Second, airlines need to create clear, consistent pricing for certificates across the industry. In early SAF transactions, prices have ranged widely. Deloitte published a report detailing its experience buying SAF certificates from American Airlines, Delta, and United Airlines between February and April 2021. The consulting firm wrote that it paid an average of $130 per metric ton of carbon emissions avoided—but the prices ranged by more than $90 a ton between airlines, and none of the airlines offered clear breakdowns explaining how they set their prices.

“We paid what we believe to be the price premium for sustainable aviation fuel over [conventional jet fuel], but it’s certainly not a transparent market yet,” said Lisa Newman-Wise, Deloitte’s climate chief of staff.

How can the airline industry reach zero emissions by 2050?

Ultimately, SAF alone won’t get the airline industry to cut its carbon emissions to zero.
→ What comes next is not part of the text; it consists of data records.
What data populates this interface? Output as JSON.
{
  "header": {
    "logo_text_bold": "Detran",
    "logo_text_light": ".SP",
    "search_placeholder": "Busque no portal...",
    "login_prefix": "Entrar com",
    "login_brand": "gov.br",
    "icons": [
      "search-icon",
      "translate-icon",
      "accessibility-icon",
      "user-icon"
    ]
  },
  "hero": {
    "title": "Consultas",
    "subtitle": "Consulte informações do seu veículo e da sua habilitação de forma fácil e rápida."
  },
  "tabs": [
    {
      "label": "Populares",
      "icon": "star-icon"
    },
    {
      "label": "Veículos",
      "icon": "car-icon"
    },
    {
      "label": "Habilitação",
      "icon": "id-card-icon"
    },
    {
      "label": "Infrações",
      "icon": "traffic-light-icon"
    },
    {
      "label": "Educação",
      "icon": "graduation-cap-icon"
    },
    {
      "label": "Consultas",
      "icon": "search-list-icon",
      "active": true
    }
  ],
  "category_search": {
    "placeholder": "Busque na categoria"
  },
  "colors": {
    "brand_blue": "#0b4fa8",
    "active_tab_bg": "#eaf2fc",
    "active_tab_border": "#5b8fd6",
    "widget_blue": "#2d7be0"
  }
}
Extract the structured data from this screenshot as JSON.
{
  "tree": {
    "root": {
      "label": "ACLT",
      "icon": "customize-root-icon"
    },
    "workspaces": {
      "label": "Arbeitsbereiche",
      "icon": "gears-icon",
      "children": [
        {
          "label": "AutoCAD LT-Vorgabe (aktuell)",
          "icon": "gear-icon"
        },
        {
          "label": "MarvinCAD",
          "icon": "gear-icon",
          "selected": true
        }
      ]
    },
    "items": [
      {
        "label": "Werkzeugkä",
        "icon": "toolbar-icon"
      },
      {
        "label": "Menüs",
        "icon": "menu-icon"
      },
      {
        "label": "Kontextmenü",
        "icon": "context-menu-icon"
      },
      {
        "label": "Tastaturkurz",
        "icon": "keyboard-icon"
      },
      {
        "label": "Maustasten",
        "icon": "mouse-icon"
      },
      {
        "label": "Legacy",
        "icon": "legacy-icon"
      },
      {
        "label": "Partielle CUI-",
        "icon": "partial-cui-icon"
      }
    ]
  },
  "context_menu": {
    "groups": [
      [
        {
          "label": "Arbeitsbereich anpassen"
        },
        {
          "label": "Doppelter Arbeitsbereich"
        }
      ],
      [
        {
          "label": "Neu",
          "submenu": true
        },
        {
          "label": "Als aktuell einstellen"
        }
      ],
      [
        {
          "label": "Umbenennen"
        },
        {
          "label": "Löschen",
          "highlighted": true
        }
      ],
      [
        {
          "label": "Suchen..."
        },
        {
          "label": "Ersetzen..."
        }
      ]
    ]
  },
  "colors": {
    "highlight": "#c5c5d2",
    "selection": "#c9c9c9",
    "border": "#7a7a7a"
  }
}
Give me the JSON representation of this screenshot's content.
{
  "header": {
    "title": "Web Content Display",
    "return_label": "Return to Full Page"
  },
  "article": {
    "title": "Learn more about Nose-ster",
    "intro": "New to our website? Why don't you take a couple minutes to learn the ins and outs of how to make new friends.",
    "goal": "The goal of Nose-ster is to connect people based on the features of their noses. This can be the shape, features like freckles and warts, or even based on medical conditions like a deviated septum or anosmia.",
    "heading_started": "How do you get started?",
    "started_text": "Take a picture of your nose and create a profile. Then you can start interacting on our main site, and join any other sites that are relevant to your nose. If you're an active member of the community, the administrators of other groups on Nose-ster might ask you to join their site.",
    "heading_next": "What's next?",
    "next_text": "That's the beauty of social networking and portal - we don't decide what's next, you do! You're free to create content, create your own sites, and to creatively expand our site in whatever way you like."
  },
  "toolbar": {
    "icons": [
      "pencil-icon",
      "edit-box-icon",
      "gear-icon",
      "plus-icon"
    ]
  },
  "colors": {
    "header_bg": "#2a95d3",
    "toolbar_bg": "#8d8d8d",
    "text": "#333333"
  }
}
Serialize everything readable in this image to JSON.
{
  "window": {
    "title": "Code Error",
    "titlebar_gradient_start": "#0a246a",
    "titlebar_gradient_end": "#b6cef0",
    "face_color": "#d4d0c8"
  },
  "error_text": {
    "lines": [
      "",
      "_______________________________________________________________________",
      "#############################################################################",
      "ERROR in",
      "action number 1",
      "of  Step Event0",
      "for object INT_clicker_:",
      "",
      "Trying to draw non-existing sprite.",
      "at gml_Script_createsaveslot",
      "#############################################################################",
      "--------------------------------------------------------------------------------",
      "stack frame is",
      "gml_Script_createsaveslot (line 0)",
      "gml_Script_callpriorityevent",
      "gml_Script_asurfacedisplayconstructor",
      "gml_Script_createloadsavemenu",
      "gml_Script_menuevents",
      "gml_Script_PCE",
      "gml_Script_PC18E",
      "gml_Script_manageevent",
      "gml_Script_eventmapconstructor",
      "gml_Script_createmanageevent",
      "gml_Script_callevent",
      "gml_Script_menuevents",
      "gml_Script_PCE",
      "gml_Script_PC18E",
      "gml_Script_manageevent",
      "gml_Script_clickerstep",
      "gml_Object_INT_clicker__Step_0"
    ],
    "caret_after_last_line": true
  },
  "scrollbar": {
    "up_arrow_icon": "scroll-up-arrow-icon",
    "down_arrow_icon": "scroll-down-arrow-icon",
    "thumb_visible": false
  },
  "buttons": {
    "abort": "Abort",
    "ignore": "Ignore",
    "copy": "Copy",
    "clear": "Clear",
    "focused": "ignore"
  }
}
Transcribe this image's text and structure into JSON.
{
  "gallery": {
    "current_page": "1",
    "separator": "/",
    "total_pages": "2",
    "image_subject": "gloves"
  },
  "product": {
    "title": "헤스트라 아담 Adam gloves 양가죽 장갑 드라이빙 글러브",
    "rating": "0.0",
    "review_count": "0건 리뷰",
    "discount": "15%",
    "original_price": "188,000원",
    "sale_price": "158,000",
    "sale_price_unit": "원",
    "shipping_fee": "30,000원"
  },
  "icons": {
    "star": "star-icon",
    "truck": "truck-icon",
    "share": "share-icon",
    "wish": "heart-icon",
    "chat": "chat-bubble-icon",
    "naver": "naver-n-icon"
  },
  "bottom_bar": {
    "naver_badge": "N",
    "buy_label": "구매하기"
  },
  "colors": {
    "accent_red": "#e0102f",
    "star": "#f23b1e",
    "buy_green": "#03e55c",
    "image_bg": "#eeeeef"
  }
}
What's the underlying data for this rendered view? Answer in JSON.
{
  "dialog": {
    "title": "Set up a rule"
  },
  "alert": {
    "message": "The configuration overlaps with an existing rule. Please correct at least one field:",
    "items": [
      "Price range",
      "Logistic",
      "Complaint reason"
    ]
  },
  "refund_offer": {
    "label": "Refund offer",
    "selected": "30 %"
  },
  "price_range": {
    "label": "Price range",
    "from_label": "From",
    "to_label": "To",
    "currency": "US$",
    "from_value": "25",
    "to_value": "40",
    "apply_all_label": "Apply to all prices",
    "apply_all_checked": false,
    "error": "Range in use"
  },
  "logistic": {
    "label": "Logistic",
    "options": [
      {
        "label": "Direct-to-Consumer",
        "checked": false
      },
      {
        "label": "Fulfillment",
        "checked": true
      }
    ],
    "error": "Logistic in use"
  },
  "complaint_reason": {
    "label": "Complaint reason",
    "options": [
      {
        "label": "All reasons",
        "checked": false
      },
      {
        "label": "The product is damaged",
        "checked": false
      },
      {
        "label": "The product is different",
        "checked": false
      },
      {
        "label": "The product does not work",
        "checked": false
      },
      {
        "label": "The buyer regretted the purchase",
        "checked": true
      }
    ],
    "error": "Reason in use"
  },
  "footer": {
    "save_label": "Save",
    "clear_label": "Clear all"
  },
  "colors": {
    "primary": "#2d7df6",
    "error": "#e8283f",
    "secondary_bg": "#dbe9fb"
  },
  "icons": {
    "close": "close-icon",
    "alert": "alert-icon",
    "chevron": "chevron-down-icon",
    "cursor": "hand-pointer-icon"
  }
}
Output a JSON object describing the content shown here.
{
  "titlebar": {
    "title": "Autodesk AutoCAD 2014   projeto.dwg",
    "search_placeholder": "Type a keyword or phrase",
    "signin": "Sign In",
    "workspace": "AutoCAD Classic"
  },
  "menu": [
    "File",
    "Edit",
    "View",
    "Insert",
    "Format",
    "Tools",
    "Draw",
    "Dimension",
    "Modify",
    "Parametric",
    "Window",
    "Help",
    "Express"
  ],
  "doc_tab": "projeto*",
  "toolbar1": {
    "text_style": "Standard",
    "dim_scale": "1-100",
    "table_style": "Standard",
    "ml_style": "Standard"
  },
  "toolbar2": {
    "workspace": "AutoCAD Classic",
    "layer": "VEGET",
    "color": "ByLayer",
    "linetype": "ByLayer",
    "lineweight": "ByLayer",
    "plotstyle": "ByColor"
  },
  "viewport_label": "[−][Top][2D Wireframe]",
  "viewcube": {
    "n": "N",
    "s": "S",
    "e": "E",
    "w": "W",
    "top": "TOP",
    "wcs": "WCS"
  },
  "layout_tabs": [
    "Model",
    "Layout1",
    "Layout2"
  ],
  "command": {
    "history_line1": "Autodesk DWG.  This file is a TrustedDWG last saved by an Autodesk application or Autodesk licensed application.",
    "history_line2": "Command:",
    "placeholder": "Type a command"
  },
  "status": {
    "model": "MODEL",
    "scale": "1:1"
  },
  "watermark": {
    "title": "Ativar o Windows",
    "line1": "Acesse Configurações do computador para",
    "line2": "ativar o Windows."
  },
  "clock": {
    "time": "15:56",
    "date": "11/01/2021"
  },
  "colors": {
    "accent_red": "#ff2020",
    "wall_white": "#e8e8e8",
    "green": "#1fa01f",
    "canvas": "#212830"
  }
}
Even if airlines replaced every drop of jet fuel they use with SAF, they’d only reduce their emissions by 50% to 80%. To reach net zero, airlines will have to replace their existing fleets of jet-fuel-burning planes with new models that can run on electric batteries or hydrogen fuel cells.

But those airplanes haven’t been invented yet. It will take decades for established planemakers like Boeing and Airbus or startups like ZeroAvia to develop a new generation of zero-emissions jets that can carry hundreds of passengers long distances. In the meantime, airlines will keep buying conventional planes that burn jet fuel, and those planes will stay in the sky for an operating life of up to 30 years.

SAF offers a way to bring down the airline industry’s emissions now, as a bridge between the current generation of heavily carbon-emitting planes—which contribute more than 2% of all global greenhouse emissions—and that future generation of yet-to-be-invented zero-emission planes.

“This is what has to happen if we want to enjoy the benefits of an economy that is connected by aviation in the future, and one that doesn’t create unacceptable climate impacts,” said Chen.